Сижу теперь и думаю: дни наши — что они такое? Они как поезд, проносящийся мимо: мелькают окна, в них чьи–то лица, разговоры, смех, недопитые стаканы чаю в подстаканниках; вот ребёнок прижался к стеклу лицом — белокурый ангел — и смотрит на тебя задумчиво и грустно двумя своими небушками, те несколько секунд, пока вагон не исчезнет впереди, в поднятой снежной пыли… Уносятся, уносятся дни, всё быстрей несутся туда, вперёд, к горизонту. И уж только когда начнёшь вторую половину пути, тут только и увидишь и задумаешься: а говорили, горизонт недостижим, а он — вот он… Или как это у Боулза, помните же: «Это похоже на курение сигареты. Первые несколько затяжек ты смакуешь с наслаждением, и тебе и в голову не приходит, что когда–нибудь она превратится в окурок. Потом ты начинаешь воспринимать её как нечто само собой разумеющееся. А потом вдруг понимаешь, что она уже почти сгорела дотла. И только тогда замечаешь её горький вкус…»
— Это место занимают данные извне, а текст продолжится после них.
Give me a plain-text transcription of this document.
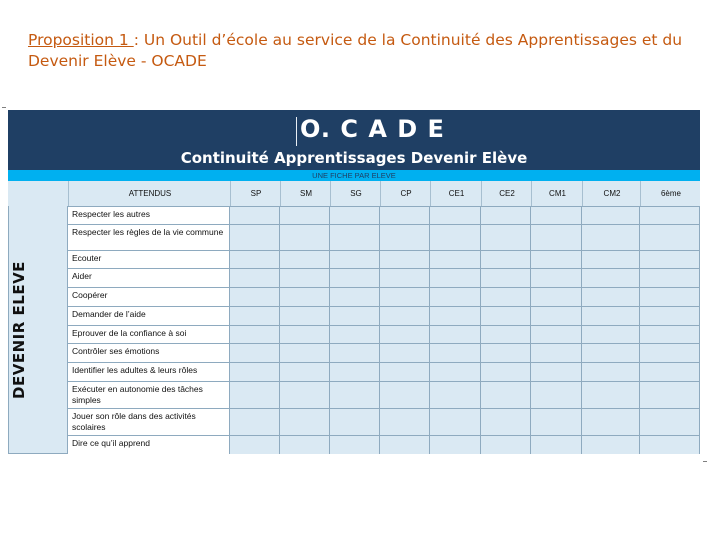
Proposition 1 : Un Outil d’école au service de la Continuité des Apprentissages et du Devenir Elève - OCADE
O. C A D E
Continuité Apprentissages Devenir Elève
UNE FICHE PAR ELEVE
ATTENDUS	SP	SM	SG	CP	CE1	CE2	CM1	CM2	6ème
DEVENIR ELEVE
Respecter les autres
Respecter les règles de la vie commune
Ecouter
Aider
Coopérer
Demander de l’aide
Eprouver de la confiance à soi
Contrôler ses émotions
Identifier les adultes & leurs rôles
Exécuter en autonomie des tâches simples
Jouer son rôle dans des activités scolaires
Dire ce qu’il apprend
Ах, простите, простите меня, Артём Витальевич, я, верно, и на Вас тоску нагоняю, да? Вот видите, насколько эгоистически бесчувственной могу я быть, какой меланхоличной злючкой. Простите великодушно.

Попробую рассказать что–нибудь забавное, дайте только вспомнить, ведь наверняка же было что–нибудь подобное на этой неделе…

Ах, ну да, конечно же, как я могла забыть! Третьего дня из соседнего корпуса приходил Аполлон. Нет, не древнегреческий бог, конечно, хотя и вполне себе раскрасавец по общему мнению наших барышень (мне лично не понравился — нос у него жуткий какой–то: очень живой, будто сам по себе существует. Такие носы, говорят, свидетельствуют о незаурядном уме, но в то же время и пронырливости, лживости и корыстолюбии их владельцев). При этом и манера держаться у него весьма своеобразная — этакий то ли Рокфеллер, прикидывающийся бедным родственником, то ли приживалец, играющий в Лилиан Беттанкур (sic!). Так почему же, наконец, «Аполлон», спросите Вы в нетерпении? А это он так аттестовался: «Аполлон, — говорит с улыбочкой, — Бельведерский. Живописец. Бельведерский, — говорит, — это я не для форсу, это фамилия моя такая». Вообразите! Господин Бельведерский–старший, папа нашего Аполлона, был, видимо, тот ещё записной шутник.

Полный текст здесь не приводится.